Поезд, везший его от Бриджбурга до Оберна, на каждой станции встречали толпы любопытных; старые и молодые, мужчины, женщины и дети — все стремились хоть одним глазком поглядеть на необыкновенного молодого убийцу. И бывало, что какая-нибудь женщина или девушка, у которой под видом участия скрывалось, в сущности, просто желание мимолетной близости с этим хоть неудачливым, но смелым романтическим героем, кидала ему цветок и громко и весело кричала вслед отходящему поезду: «Привет, Клайд! Мы еще увидимся», «Смотрите не засиживайтесь там!», «Подайте апелляцию, вас наверняка оправдают. Мы будем надеяться».
И Клайд, несколько удивляясь и даже радуясь этому лихорадочно-повышенному и, в сущности, нездоровому интересу, приятно неожиданному после настроения толпы в Бриджбурге, раскланивается, улыбается, а иной раз и машет рукой. Но все же его не покидает мысль: «Я на пути в Дом смерти, а они так дружелюбно приветствуют меня. Как это они решаются?» А Краут и Сиссел, его конвоиры, крайне горды сознанием, что именно им принадлежит двойная честь поимки и охраны столь важного преступника, и польщены необычным вниманием пассажиров в поезде и толп на перронах станций.
Но после коротких и ярких минут первой со дня ареста поездки по вольным просторам, мимо людных вокзалов, мимо освещенных зимним солнцем полей и снежных холмов, которые напомнили ему Ликург, Сондру, Роберту и весь калейдоскоп событий этого года, и такой роковой для него их конец, — серые, неприступные стены обернской тюрьмы, где угрюмый канцелярист, записав в книгу его имя и состав преступления, передал его двум надзирателям; ванна, и под ножницами парикмахера упали черные волнистые кудри, его краса и гордость; затем ему выдали полосатую тюремную одежду и премерзкую шапчонку из той же полосатой материи, тюремное белье и толстые серые войлочные туфли, благодаря которым не слышно, как мечутся иногда по камерам арестанты, — когда-нибудь и он будет так метаться, — и выдали номер: 77221.

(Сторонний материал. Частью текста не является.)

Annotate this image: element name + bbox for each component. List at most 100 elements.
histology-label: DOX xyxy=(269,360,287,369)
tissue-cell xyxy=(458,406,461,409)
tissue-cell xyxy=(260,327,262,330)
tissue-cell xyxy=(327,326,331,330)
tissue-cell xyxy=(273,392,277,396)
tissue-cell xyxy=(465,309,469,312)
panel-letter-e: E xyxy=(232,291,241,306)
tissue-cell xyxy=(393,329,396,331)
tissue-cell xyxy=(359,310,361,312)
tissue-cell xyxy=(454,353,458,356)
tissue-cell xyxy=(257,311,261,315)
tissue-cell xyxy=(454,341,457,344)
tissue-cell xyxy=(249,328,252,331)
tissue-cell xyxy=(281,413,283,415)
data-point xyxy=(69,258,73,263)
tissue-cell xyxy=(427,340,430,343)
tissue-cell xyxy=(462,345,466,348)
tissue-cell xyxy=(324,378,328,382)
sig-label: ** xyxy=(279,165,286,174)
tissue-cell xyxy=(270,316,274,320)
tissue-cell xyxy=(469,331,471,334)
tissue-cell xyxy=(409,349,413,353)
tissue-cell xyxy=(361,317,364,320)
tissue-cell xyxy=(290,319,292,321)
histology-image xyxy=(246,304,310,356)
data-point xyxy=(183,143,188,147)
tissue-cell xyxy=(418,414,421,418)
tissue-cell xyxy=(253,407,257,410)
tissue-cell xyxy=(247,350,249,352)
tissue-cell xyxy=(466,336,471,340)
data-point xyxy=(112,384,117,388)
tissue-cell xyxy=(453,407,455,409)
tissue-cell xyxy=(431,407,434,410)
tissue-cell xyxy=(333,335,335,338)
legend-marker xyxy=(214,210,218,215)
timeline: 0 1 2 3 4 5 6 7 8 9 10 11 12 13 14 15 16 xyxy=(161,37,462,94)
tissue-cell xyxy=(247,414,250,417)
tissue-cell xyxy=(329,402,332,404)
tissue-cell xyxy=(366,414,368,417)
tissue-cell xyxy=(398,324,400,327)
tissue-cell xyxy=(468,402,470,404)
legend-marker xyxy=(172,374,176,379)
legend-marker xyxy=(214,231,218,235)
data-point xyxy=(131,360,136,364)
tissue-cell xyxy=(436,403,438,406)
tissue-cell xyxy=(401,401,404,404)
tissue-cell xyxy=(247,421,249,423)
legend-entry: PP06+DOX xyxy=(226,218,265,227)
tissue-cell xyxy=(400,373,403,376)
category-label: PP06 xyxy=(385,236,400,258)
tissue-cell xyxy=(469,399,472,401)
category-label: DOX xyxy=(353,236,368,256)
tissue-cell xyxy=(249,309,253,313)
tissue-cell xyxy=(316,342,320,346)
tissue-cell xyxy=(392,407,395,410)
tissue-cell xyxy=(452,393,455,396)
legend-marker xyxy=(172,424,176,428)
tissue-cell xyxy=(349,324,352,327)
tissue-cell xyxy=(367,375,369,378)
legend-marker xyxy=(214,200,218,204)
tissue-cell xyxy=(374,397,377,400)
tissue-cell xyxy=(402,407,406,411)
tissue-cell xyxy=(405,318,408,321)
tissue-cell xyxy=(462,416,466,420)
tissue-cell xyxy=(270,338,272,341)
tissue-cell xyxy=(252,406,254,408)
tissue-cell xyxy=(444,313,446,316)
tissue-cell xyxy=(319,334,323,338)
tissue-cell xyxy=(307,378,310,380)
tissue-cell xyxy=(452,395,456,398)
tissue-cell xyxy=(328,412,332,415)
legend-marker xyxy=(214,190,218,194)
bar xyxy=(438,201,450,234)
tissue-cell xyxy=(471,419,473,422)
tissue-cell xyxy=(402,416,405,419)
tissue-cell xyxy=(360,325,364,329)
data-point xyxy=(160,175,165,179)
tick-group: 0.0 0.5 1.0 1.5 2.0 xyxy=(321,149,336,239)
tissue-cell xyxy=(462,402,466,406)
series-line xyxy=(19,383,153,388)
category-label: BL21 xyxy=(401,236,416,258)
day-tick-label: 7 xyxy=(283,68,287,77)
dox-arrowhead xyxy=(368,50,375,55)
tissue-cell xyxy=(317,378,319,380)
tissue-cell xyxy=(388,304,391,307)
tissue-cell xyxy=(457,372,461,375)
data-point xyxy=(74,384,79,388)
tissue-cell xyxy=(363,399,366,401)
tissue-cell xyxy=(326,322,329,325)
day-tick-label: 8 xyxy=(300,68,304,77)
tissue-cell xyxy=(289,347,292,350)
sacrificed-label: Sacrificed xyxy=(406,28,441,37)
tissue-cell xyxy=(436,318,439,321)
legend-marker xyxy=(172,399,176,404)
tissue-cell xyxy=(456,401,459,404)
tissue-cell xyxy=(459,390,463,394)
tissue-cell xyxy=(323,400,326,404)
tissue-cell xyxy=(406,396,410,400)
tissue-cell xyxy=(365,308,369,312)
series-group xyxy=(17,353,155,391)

Обрядив таким образом, его немедленно препроводили в самый Дом смерти и заперли там в одну из камер нижнего этажа — почти квадратное, восемь футов на десять, светлое, чистое помещение, где, кроме унитаза, находились еще железная койка, стол, стул и небольшая полка для книг. И, лишь смутно сознавая, что справа и слева от него, вдоль длинного коридора, тянутся еще ряды точно таких же камер, он сперва постоял, потом присел на стул и устало подумал о том, что более оживленная, более согретая человеческой близостью жизнь бриджбургской тюрьмы осталась позади, как и те странные, шумные встречи, которыми был отмечен его путь сюда.
Болезненное напряжение и мука этих часов! Смертный приговор, поездка и шумные, крикливые толпы на станциях; тюремная парикмахерская внизу, где парикмахер из заключенных остриг его; белье и платье, которое на него надели и которое теперь ему предстоит носить каждый день. Ни в камере, ни в коридоре не было зеркала, но все равно, он чувствует, какой у него вид. Эта мешковатая куртка и штаны, этот полосатый колпак. Клайд в отчаянии сорвал его и бросил на пол. Ведь всего только час назад на нем был приличный костюм, сорочка, галстук, ботинки, и, выезжая из Бриджбурга, он имел вполне пристойную и даже приятную внешность — так ему самому казалось. Но сейчас — на кого он стал похож! А завтра приедет его мать, а там, может быть, Джефсон и Белнеп. Боже!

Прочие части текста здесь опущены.